It was with great joy, President Bush said on Jan. 29, that he was announcing his plan to encourage private charitable agencies, both religious and secular. His basic policy is not new, but his applications of it are. Collaboration has been going on for generations between private social work agencies, including some sponsored by churches, and government at federal, state and local levels. To expand this collaboration, the president has now established the White House Office of Faith-Based and Community Initiatives. As long as there are secular alternatives, he said, faith-based charities should be able to compete for funding on an equal basis, and in a manner that does not cause them to sacrifice their mission.
To encourage this competition, the President has issued an executive order designed, as he put it, to clear away the bureaucratic barriers that make private groups hesitate to work with the departments of Justice, Education, Labor, Health and Human Services, and Housing and Urban Development.
The President’s plan deserves support if it means more help for the poor and for the solution of social problems. It also deserves support if it means a more equal positioning for faith-based agencies, so that in areas like counseling and job training, where they are not currently treated equally, they may be so.
All the same, and predictably, reservations about the plan have been expressed even by some private agencies. There are at least five questions.
Would this plan mean blurring the line between church and state? No. At least not necessarily. Blurring the line is a buzz phrase that itself blurs two pivotal questions: what line are we talking about, and whose line is blurred? Is it the line drawn by the American Civil Liberties Union?
In fact, the constitutional line is indistinct, as Chief Justice Warren Burger indicated in 1971. Writing for the majority in Lemon v. Kurtzman and holding unconstitutional certain Pennsylvania and Rhode Island programs that aided the secular part of the education given in church-related schools, the chief justice said, Candor compels acknowledgment, moreover, that we can only dimly perceive the lines of demarcation in this extraordinarily sensitive area of constitutional law.
This description of the constitutional line is even truer today30 years and almost 30 important Supreme Court decisions later. The national consensus on that line is both important and narrow. Federal and state governments cannot establish official churches, cannot prefer one religion over another, cannot deny atheists what they give to believers and cannot force anyone to pray or not to pray.

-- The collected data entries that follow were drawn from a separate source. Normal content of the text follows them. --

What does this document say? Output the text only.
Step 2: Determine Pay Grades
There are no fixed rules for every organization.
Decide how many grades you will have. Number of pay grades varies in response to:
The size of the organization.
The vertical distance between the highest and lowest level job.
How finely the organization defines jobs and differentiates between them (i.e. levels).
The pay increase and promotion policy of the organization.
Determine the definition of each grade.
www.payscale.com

Beyond that, the spectrum of opinions about permissive collaboration between government and religious organizations in dealing with the needs of the poor, ignorant, orphaned, elderly, disabled, addicted and derelict is as wide as the spectrum of light and darkness. In the last 30 years, however, there has been considerable movement of popular, academic and governmental opinion toward the end of the spectrum that favors collaboration as long as government does not breach the wall against establishment, discrimination and coercion.

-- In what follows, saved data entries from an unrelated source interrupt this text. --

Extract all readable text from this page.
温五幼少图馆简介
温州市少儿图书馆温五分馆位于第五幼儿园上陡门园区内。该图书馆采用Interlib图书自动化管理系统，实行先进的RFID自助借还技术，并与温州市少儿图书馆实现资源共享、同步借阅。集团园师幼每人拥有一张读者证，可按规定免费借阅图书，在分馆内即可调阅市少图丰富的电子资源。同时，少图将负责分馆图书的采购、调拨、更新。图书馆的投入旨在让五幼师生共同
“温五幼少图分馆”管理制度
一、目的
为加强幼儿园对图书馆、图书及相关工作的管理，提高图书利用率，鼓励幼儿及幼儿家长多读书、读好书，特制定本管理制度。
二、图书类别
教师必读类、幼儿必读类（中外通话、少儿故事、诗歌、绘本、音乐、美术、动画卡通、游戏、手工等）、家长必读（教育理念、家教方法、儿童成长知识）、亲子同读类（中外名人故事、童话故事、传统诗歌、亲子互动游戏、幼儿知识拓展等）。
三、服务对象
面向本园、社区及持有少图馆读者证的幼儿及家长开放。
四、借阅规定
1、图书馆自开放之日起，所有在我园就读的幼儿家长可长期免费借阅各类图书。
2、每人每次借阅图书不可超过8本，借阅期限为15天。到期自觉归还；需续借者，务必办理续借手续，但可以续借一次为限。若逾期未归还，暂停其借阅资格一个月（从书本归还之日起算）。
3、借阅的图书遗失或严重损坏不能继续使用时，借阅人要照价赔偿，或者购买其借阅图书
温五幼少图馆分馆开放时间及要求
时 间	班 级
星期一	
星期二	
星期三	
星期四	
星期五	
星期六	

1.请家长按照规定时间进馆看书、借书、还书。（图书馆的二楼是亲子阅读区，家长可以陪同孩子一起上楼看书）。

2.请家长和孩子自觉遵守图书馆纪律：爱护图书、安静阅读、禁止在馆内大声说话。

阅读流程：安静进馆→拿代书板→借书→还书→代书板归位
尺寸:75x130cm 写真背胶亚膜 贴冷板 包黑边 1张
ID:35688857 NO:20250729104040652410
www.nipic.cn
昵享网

Would the plan mean that private agencies will be expected to do what government should do? Mr. Bush says it will not: Government has important responsibilities for public health or public order or civil rights and government will never be replaced by charities and community groups.
Right. The provision of food, clothing, shelter and medical care for the poor is the government’s responsibility. Private agencies can furnish safety nets for those the government does not reach, but they are the secondary providers, not the main ones.
Would the plan provide additional funds or just shift around the monies already available? Unless there are additional funds, the plan will be a mirage. The poor won’t be getting more help unless there is more money.
Would faith-based agencies be required to make unacceptable compromises? Agencies can refuse any aid that comes with hampering strings attached. If regulations require them to deny their identity, they should decline to collaborate.
They should not, however, expect total funding for their programs. Government can say, in effect: We’ll give you the soup, but you have to provide the kitchen and the workers. (It need not say: You can’t have a crucifix or biblical texts on the wall.) If government provided all the money, it would call the tune. Faith-based groups must make a significant contribution, if there is to be real collaboration.
Should the plan support such projects as the drug rehabilitation programs of controversial groups like the Church of Scientology and the Nation of Islam? Yes, if they get results and the secular alternatives of which the President spoke are also available. By their fruits you shall know them (Mt. 7:20) is a good norm for all agencies, public and private.